Question: For the year ended December 31, 2020, Sweet Ltd. reported income before income taxes of $190,500. Prior to 2020 taxable income and accounting income was

For the year ended December 31, 2020, Sweet Ltd. reported income before income taxes of $190,500. Prior to 2020 taxable income and accounting income was the same each year.
In 2020, Sweet Ltd. paid $123,900 for advertising; of this amount, $41,300 was expensed in 2020. The remaining $82,600 was treated as a prepaid expense for accounting purposes and would be expensed equally over the 2021-2022 period. The full $123,900 was deductible for tax purposes in 2020.
The company paid $32,500 in 2020 for membership in a local golf club (which was not deductible for tax purposes).
In 2020 Sweet Ltd. began offering a 1-year warranty on all merchandise sold.
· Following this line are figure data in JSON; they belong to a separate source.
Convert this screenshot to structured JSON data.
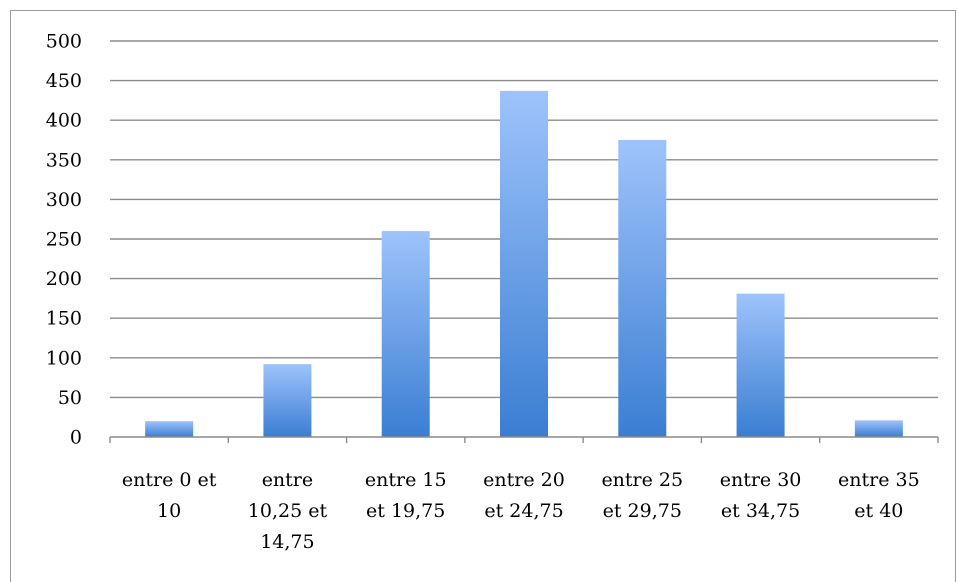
{
  "chart_data": {
    "type": "bar",
    "categories": [
      [
        "entre 0 et",
        "10"
      ],
      [
        "entre",
        "10,25 et",
        "14,75"
      ],
      [
        "entre 15",
        "et 19,75"
      ],
      [
        "entre 20",
        "et 24,75"
      ],
      [
        "entre 25",
        "et 29,75"
      ],
      [
        "entre 30",
        "et 34,75"
      ],
      [
        "entre 35",
        "et 40"
      ]
    ],
    "values": [
      20,
      92,
      260,
      437,
      375,
      181,
      21
    ],
    "title": "",
    "xlabel": "",
    "ylabel": "",
    "ylim": [
      0,
      500
    ],
    "yticks": [
      0,
      50,
      100,
      150,
      200,
      250,
      300,
      350,
      400,
      450,
      500
    ],
    "grid": true,
    "legend": "none",
    "colors": {
      "bar_top": "#9ec3fb",
      "bar_bottom": "#3a7ed2",
      "grid": "#8c8c8c",
      "axis": "#8c8c8c"
    }
  }
}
Warranty expenses for 2020 were $25,200, of which $20,300 was actual repairs for 2020 and the remaining $4,900 was estimated repairs to be completed in 2021.
Meal and entertainment expenses totaled $43,200 in 2020, only half of which were deductible for income tax purposes.
Depreciation expense for 2020 was $104,900. Capital Cost Allowance (CCA) claimed for the year was $136,700. Depreciation and CCA relate to an asset that was purchased on January 1, 2020 for $524,500.
Sweet was subject to a 25% income tax rate for 2020. Sweet follows IFRS.

1.Calculate taxable income and taxes payable for 2020.

Taxable income $

Income taxes payable $

2. Prepare the journal entries to record 2020 income taxes (current and deferred).